La start-up new-yorkaise General Intuition est en discussion pour lever environ 300 millions de dollars, une opération qui la valoriserait à un peu plus de 2 milliards de dollars. Jeff Bezos et Eric Schmidt participeraient au tour de table, rapporte TechCrunch le 18 juin 2026. Un signal fort pour le secteur émergent de l’IA incarnée.
Fondée par Pim de Witte, également cofondateur de la plateforme de clips de jeux vidéo Medal, General Intuition construit un modèle de fondation qui entraîne des agents d’intelligence artificielle à raisonner dans l’espace et le temps. L’objectif : apprendre aux machines à percevoir, anticiper et interagir en temps réel dans des environnements simulés, une capacité encore balbutiante pour la plupart des systèmes d’IA actuels, majoritairement cantonnés au traitement du texte et des images statiques.
L’équipe fondatrice réunit des chercheurs spécialisés dans la modélisation du monde et la simulation : Eloi Alonso, Adam Jelley et Vincent Micheli épaulent Pim de Witte dans cette entreprise. Huit mois après un tour de table de 134 millions de dollars qui a accompagné sa sortie de Medal, la jeune pousse new-yorkaise accélère. Les nouveaux fonds doivent permettre d’augmenter la capacité de calcul et de lancer un nouveau produit d’ici la fin de l’été ou le début de l’automne 2026. Les investisseurs historiques Khosla Ventures et General Catalyst remettent au pot aux côtés des nouveaux entrants.
La singularité de General Intuition tient à son corpus d’entraînement. Medal fournit chaque année 2 milliards de vidéos de parties de jeux, produites par 10 millions d’utilisateurs actifs mensuels. Des séquences en vue subjective, interactives, qui constituent un matériau de choix pour enseigner aux IA un raisonnement spatio-temporel avancé. Contrairement aux modèles entraînés sur du texte ou des images fixes, les agents de General Intuition apprennent à partir de données dynamiques où chaque action modifie l’environnement. D’après TechCrunch, OpenAI aurait déjà tenté d’acquérir Medal et proposé de payer pour accéder à ces données, signe de la valeur stratégique de ce corpus.
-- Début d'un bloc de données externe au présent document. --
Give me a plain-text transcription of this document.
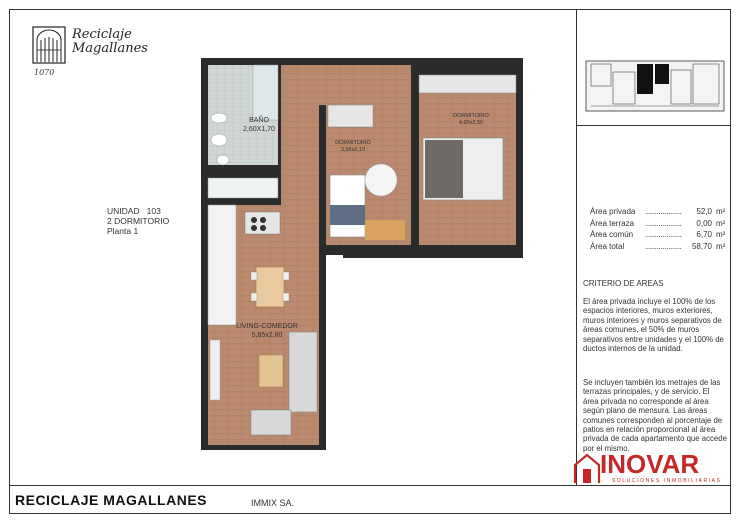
Reciclaje
Magallanes
1070
UNIDAD   103
2 DORMITORIO
Planta 1
BAÑO
2,60X1,70
DORMITORIO
3,95x2,10
DORMITORIO
4,60x2,50
LIVING-COMEDOR
5,85x2,80
Área privada ...................	52,0 m²
Área terraza ...................	0,00 m²
Área común ...................	6,70 m²
Área total	...................	58,70 m²
CRITERIO DE AREAS
El área privada incluye el 100% de los espacios interiores, muros exteriores, muros interiores y muros separativos de áreas comunes, el 50% de muros separativos entre unidades y el 100% de ductos internos de la unidad.
Se incluyen también los metrajes de las terrazas principales, y de servicio. El área privada no corresponde al área según plano de mensura. Las áreas comunes corresponden al porcentaje de patios en relación proporcional al área privada de cada apartamento que accede por el mismo.
RECICLAJE MAGALLANES	IMMIX SA.
INOVAR
SOLUCIONES INMOBILIARIAS
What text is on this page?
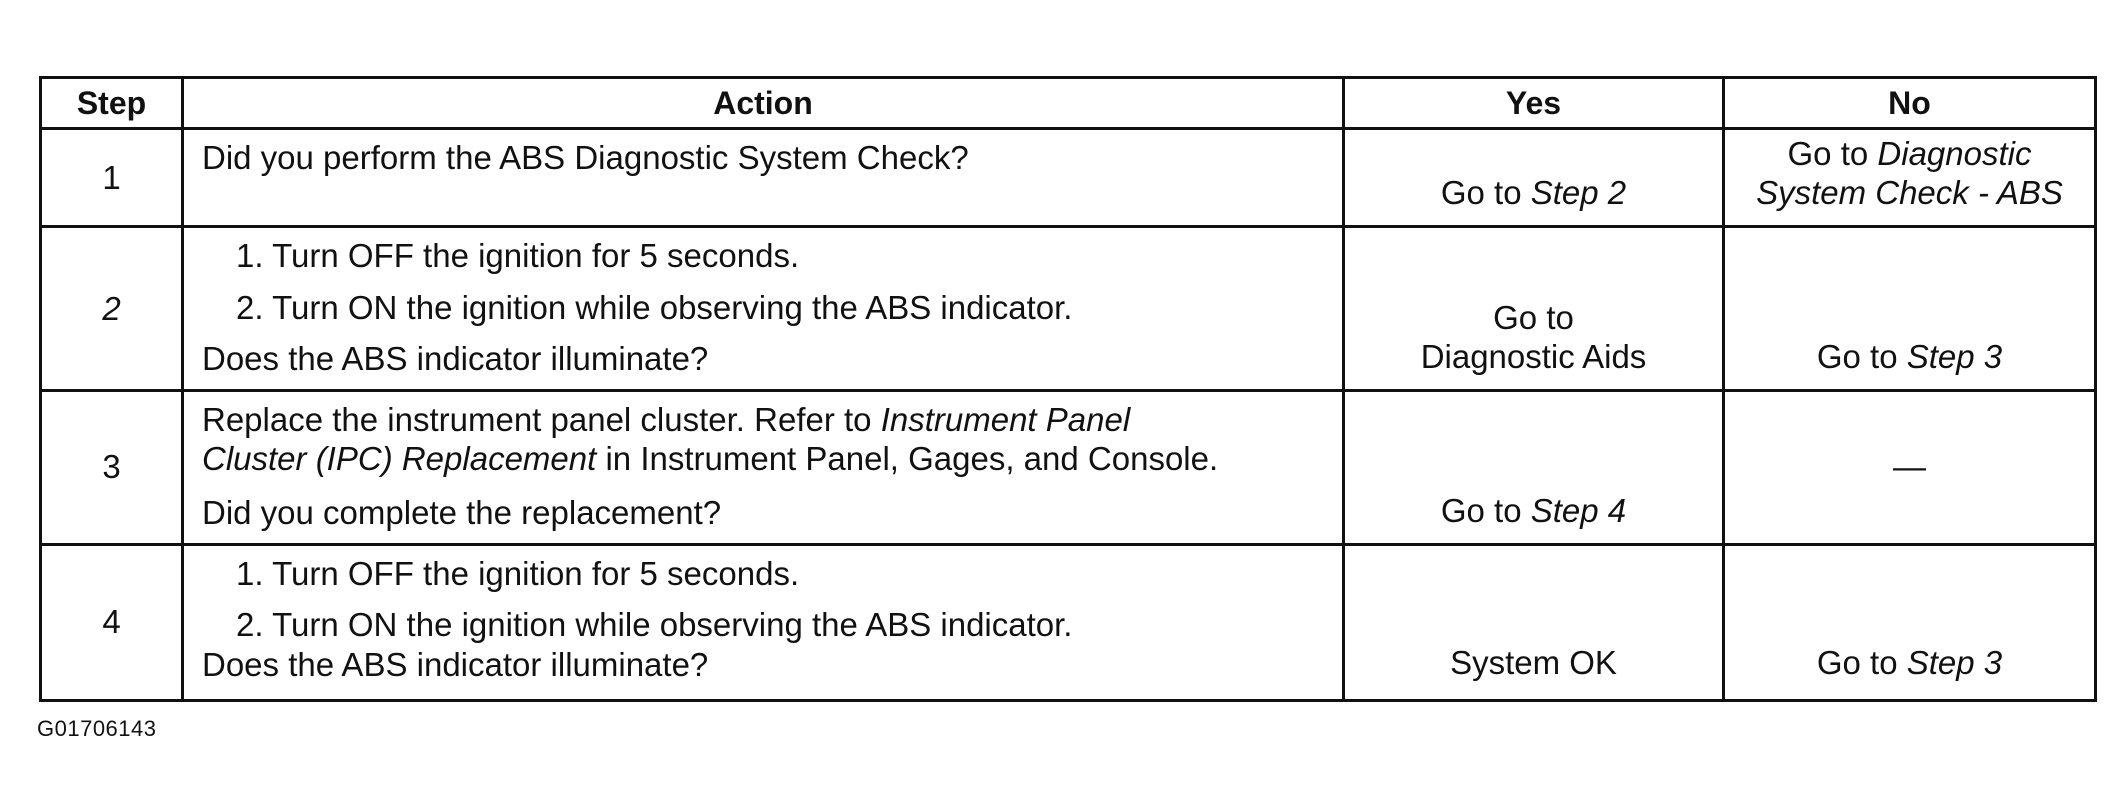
Step	Action	Yes	No
1	Did you perform the ABS Diagnostic System Check?	Go to Step 2	Go to Diagnostic
System Check - ABS
2	1. Turn OFF the ignition for 5 seconds.
2. Turn ON the ignition while observing the ABS indicator.
Does the ABS indicator illuminate?	Go to
Diagnostic Aids	Go to Step 3
3	Replace the instrument panel cluster. Refer to Instrument Panel
Cluster (IPC) Replacement in Instrument Panel, Gages, and Console.
Did you complete the replacement?	Go to Step 4	—
4	1. Turn OFF the ignition for 5 seconds.
2. Turn ON the ignition while observing the ABS indicator.
Does the ABS indicator illuminate?	System OK	Go to Step 3
G01706143
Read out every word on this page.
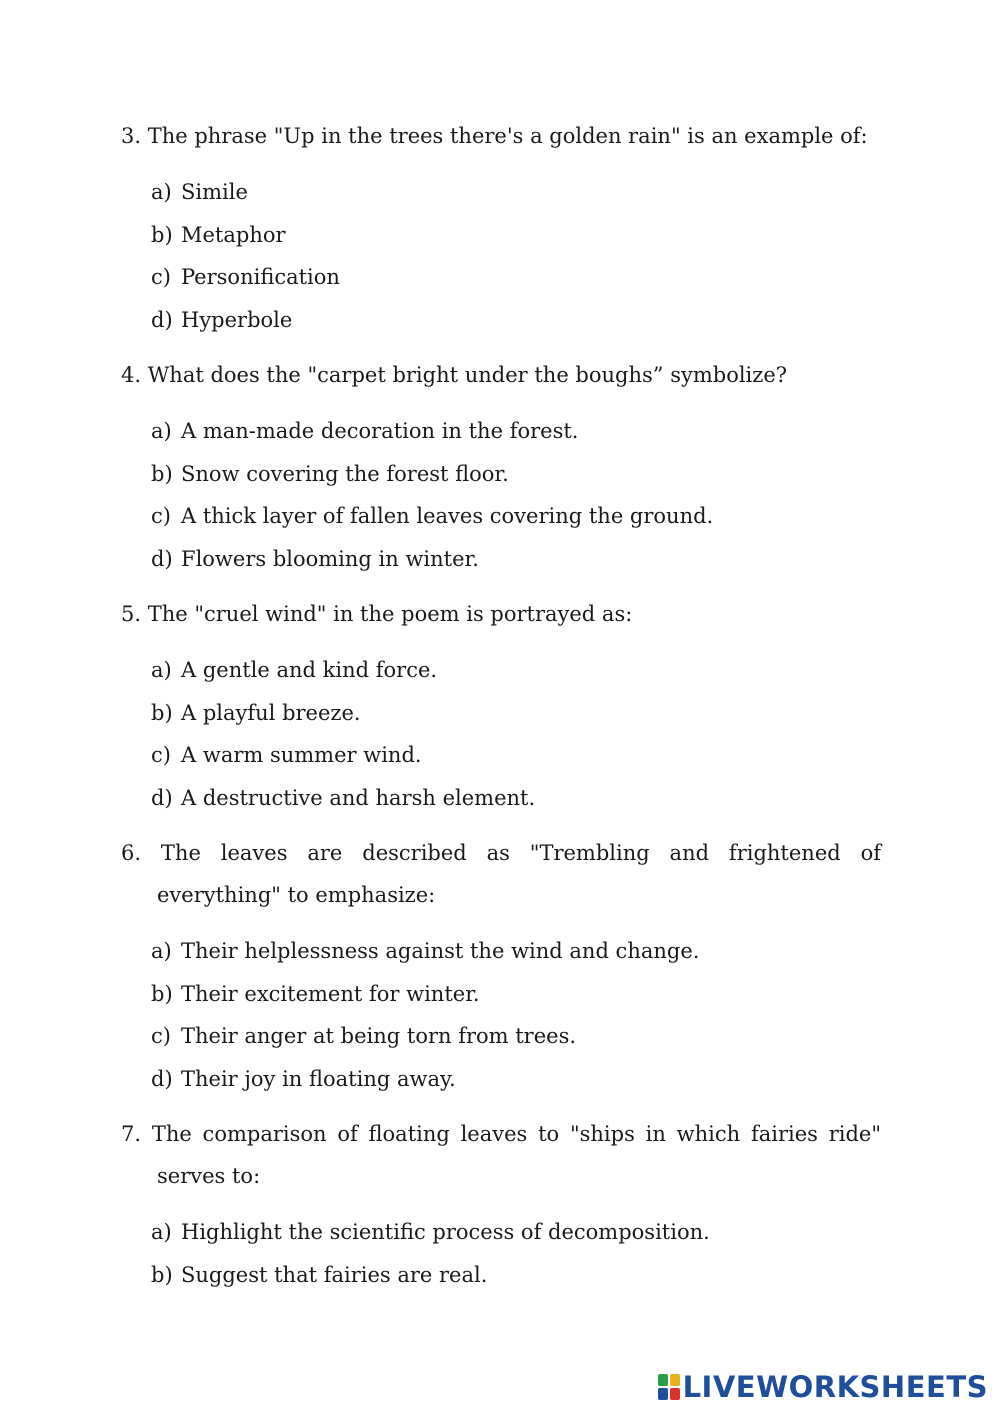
3. The phrase "Up in the trees there's a golden rain" is an example of:

a) Simile
b) Metaphor
c) Personification
d) Hyperbole

4. What does the "carpet bright under the boughs” symbolize?

a) A man-made decoration in the forest.
b) Snow covering the forest floor.
c) A thick layer of fallen leaves covering the ground.
d) Flowers blooming in winter.

5. The "cruel wind" in the poem is portrayed as:

a) A gentle and kind force.
b) A playful breeze.
c) A warm summer wind.
d) A destructive and harsh element.

6. The leaves are described as "Trembling and frightened of
everything" to emphasize:

a) Their helplessness against the wind and change.
b) Their excitement for winter.
c) Their anger at being torn from trees.
d) Their joy in floating away.

7. The comparison of floating leaves to "ships in which fairies ride"
serves to:

a) Highlight the scientific process of decomposition.
b) Suggest that fairies are real.
LIVEWORKSHEETS
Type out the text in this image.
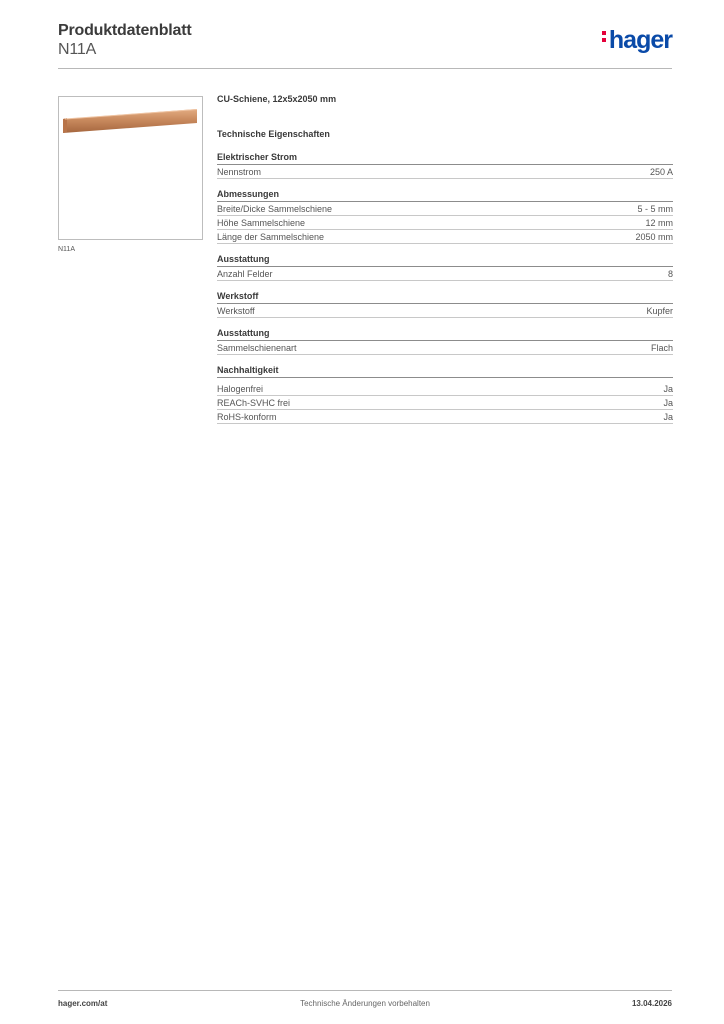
Produktdatenblatt
N11A	hager
N11A
CU-Schiene, 12x5x2050 mm
Technische Eigenschaften
Elektrischer Strom
Nennstrom	250 A
Abmessungen
Breite/Dicke Sammelschiene	5 - 5 mm
Höhe Sammelschiene	12 mm
Länge der Sammelschiene	2050 mm
Ausstattung
Anzahl Felder	8
Werkstoff
Werkstoff	Kupfer
Ausstattung
Sammelschienenart	Flach
Nachhaltigkeit
Halogenfrei	Ja
REACh-SVHC frei	Ja
RoHS-konform	Ja
hager.com/at	Technische Änderungen vorbehalten	13.04.2026
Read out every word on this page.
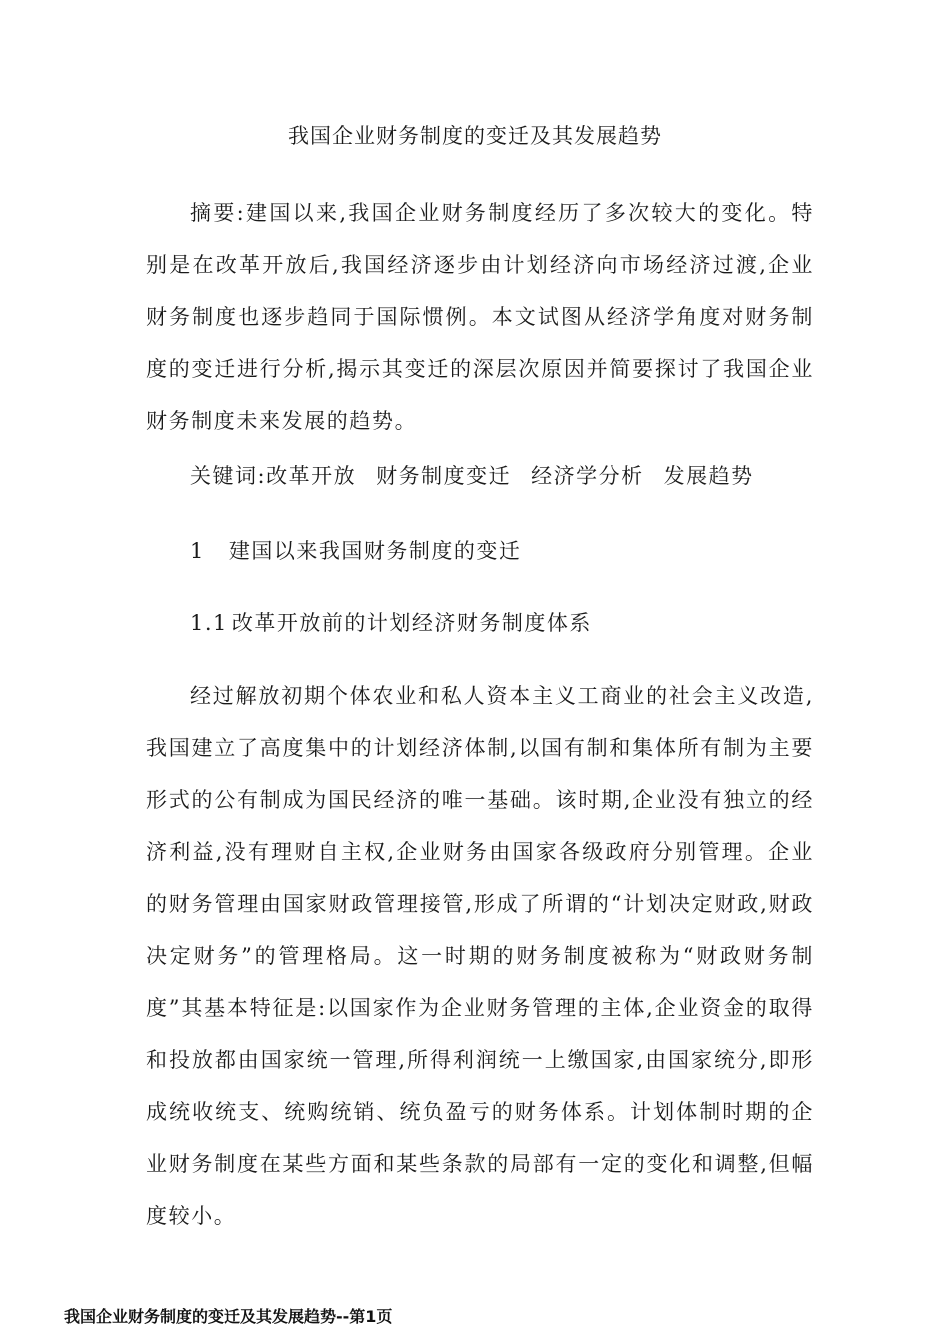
我国企业财务制度的变迁及其发展趋势
摘要:建国以来,我国企业财务制度经历了多次较大的变化。特别是在改革开放后,我国经济逐步由计划经济向市场经济过渡,企业财务制度也逐步趋同于国际惯例。本文试图从经济学角度对财务制度的变迁进行分析,揭示其变迁的深层次原因并简要探讨了我国企业财务制度未来发展的趋势。
关键词:改革开放 财务制度变迁 经济学分析 发展趋势
1 建国以来我国财务制度的变迁
1.1 改革开放前的计划经济财务制度体系
经过解放初期个体农业和私人资本主义工商业的社会主义改造,我国建立了高度集中的计划经济体制,以国有制和集体所有制为主要形式的公有制成为国民经济的唯一基础。该时期,企业没有独立的经济利益,没有理财自主权,企业财务由国家各级政府分别管理。企业的财务管理由国家财政管理接管,形成了所谓的“计划决定财政,财政决定财务”的管理格局。这一时期的财务制度被称为“财政财务制度”其基本特征是:以国家作为企业财务管理的主体,企业资金的取得和投放都由国家统一管理,所得利润统一上缴国家,由国家统分,即形成统收统支、统购统销、统负盈亏的财务体系。计划体制时期的企业财务制度在某些方面和某些条款的局部有一定的变化和调整,但幅度较小。
我国企业财务制度的变迁及其发展趋势--第1页
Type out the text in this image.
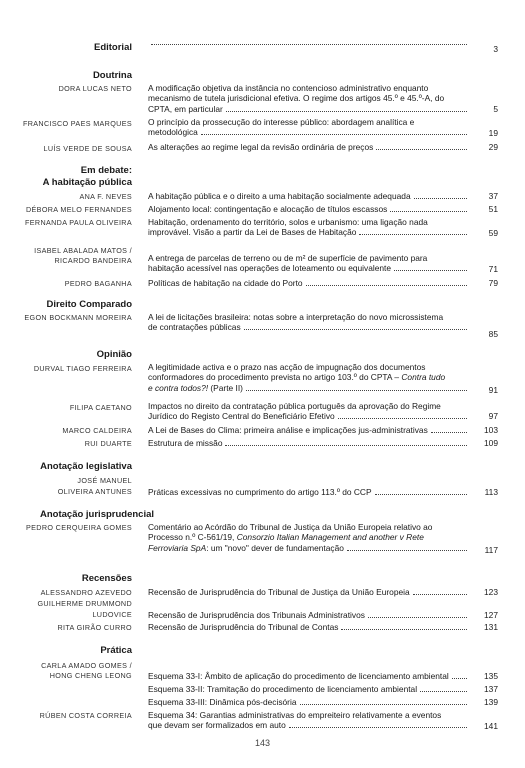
Editorial	3
Doutrina
DORA LUCAS NETO A modificação objetiva da instância no contencioso administrativo enquanto
mecanismo de tutela jurisdicional efetiva. O regime dos artigos 45.º e 45.º-A, do
CPTA, em particular	5
FRANCISCO PAES MARQUES O princípio da prossecução do interesse público: abordagem analítica e
metodológica	19
LUÍS VERDE DE SOUSA As alterações ao regime legal da revisão ordinária de preços	29
Em debate:
A habitação pública
ANA F. NEVES A habitação pública e o direito a uma habitação socialmente adequada	37
DÉBORA MELO FERNANDES Alojamento local: contingentação e alocação de títulos escassos	51
FERNANDA PAULA OLIVEIRA Habitação, ordenamento do território, solos e urbanismo: uma ligação nada
improvável. Visão a partir da Lei de Bases de Habitação	59
ISABEL ABALADA MATOS /
RICARDO BANDEIRA A entrega de parcelas de terreno ou de m² de superfície de pavimento para
habitação acessível nas operações de loteamento ou equivalente	71
PEDRO BAGANHA Políticas de habitação na cidade do Porto	79
Direito Comparado
EGON BOCKMANN MOREIRA A lei de licitações brasileira: notas sobre a interpretação do novo microssistema
de contratações públicas
85
Opinião
DURVAL TIAGO FERREIRA A legitimidade activa e o prazo nas acção de impugnação dos documentos
conformadores do procedimento prevista no artigo 103.º do CPTA – Contra tudo
e contra todos?! (Parte II)	91
FILIPA CAETANO Impactos no direito da contratação pública português da aprovação do Regime
Jurídico do Registo Central do Beneficiário Efetivo	97
MARCO CALDEIRA A Lei de Bases do Clima: primeira análise e implicações jus-administrativas	103
RUI DUARTE Estrutura de missão	109
Anotação legislativa
JOSÉ MANUEL
OLIVEIRA ANTUNES Práticas excessivas no cumprimento do artigo 113.º do CCP	113
Anotação jurisprudencial
PEDRO CERQUEIRA GOMES Comentário ao Acórdão do Tribunal de Justiça da União Europeia relativo ao
Processo n.º C-561/19, Consorzio Italian Management and another v Rete
Ferroviaria SpA: um "novo" dever de fundamentação	117
Recensões
ALESSANDRO AZEVEDO
GUILHERME DRUMMOND
LUDOVICE
Recensão de Jurisprudência do Tribunal de Justiça da União Europeia	123
Recensão de Jurisprudência dos Tribunais Administrativos	127
RITA GIRÃO CURRO Recensão de Jurisprudência do Tribunal de Contas	131
Prática
CARLA AMADO GOMES /
HONG CHENG LEONG Esquema 33-I: Âmbito de aplicação do procedimento de licenciamento ambiental	135
Esquema 33-II: Tramitação do procedimento de licenciamento ambiental	137
Esquema 33-III: Dinâmica pós-decisória	139
RÚBEN COSTA CORREIA Esquema 34: Garantias administrativas do empreiteiro relativamente a eventos
que devam ser formalizados em auto	141
143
Le marché des modèles-monde est en pleine effervescence. Runway développe des outils destinés aux cinéastes, Decart travaille sur la simulation de conduite photoréaliste, et World Labs, fondé par la chercheuse Fei-Fei Li, a lancé un produit commercial baptisé Marble. Google, de son côté, intègre les données de Google Maps dans son modèle Genie 3 pour la simulation du monde réel. Tous misent sur des architectures capables de générer des environnements virtuels cohérents et exploitables.
General Intuition se distingue par son positionnement : elle ne vend pas de modèles-monde, elle les utilise pour entraîner des agents. Les agents sont le produit final, destinés à des applications dans le jeu vidéo et la robotique. Une stratégie qui, associée à l’accès exclusif aux données de Medal, lui confère un avantage dans la course à l’IA incarnée, un segment que de nombreux observateurs considèrent comme le prochain front de l’intelligence artificielle.
Le tour de table, toujours en cours de négociation, s’inscrit dans un contexte de forte concentration des capitaux vers les start-up d’IA fondamentale. La valorisation de 2 milliards de dollars, si elle se confirme, ferait de General Intuition l’une des jeunes pousses les mieux valorisées du secteur des agents autonomes.